For thousands of years, humans have been using their own two feet as a primary mode of transportation within their towns and cities. It's how our ancestors got to work, to school, and to the market, and it worked for them. Only in the last hundred years or so have we switched from relying primarily on walking to relying primarily on driving.
This switch—what we at Strong Towns call the Suburban Experiment—was implemented on a dramatic scale by the 1950s and 1960s. Suddenly, everyone had a car and drove most places. Suddenly, we reconstructed our neighborhoods, downtowns, and entire cities around the automobile, with little concern for the long-term maintenance costs of so many miles of road, or the long-term harm that paving roads through communities and Main Streets might do to local businesses and tax revenue.
There are social costs, too: the cost of isolating ourselves in vehicles and garages instead of interacting with our neighbors on a walk to work, or the store, or church.
At Strong Towns, we believe that every city and town should strive to be a place where people can easily walk to meet their daily needs. A walkable city is far more likely to achieve financial resilience than a city in which people must rely on a car for daily travel.

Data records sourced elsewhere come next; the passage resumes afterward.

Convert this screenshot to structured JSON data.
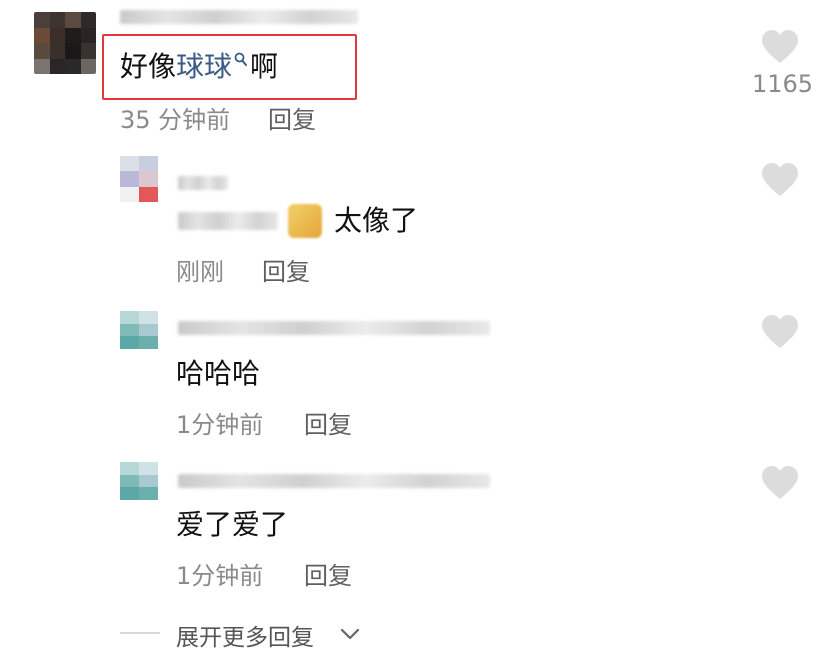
{
  "main_comment": {
    "text_before": "好像",
    "keyword": "球球",
    "text_after": "啊",
    "time": "35 分钟前",
    "reply_label": "回复",
    "likes": "1165"
  },
  "replies": [
    {
      "text": "太像了",
      "time": "刚刚",
      "reply_label": "回复"
    },
    {
      "text": "哈哈哈",
      "time": "1分钟前",
      "reply_label": "回复"
    },
    {
      "text": "爱了爱了",
      "time": "1分钟前",
      "reply_label": "回复"
    }
  ],
  "expand_label": "展开更多回复",
  "colors": {
    "highlight_border": "#e4393c",
    "keyword": "#3b5b86",
    "meta": "#8a8a8a",
    "heart": "#dcdcdc"
  },
  "icons": {
    "heart": "heart-icon",
    "search": "search-icon",
    "chevron": "chevron-down-icon"
  }
}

Again and again, when we look at streets oriented toward people—that is, streets where walking is safe and enjoyable, that people are drawn to visit on foot, and where fast and extensive car traffic is not the #1 priority—we find that they are more economically productive than any other style of development. This is particularly true when we compare people-oriented places to car-oriented places: think of that stretch of your town that effectively does everything possible to discourage walking and biking, including a street with multiple wide lanes to ensure fast car movement, acres of parking, and minimal (if any) sidewalks, bike lanes, or crosswalks.
Walkable streets, on the other hand, encourage business activity, generate greater tax revenue per acre, and offer a higher return on investment than auto-oriented streets.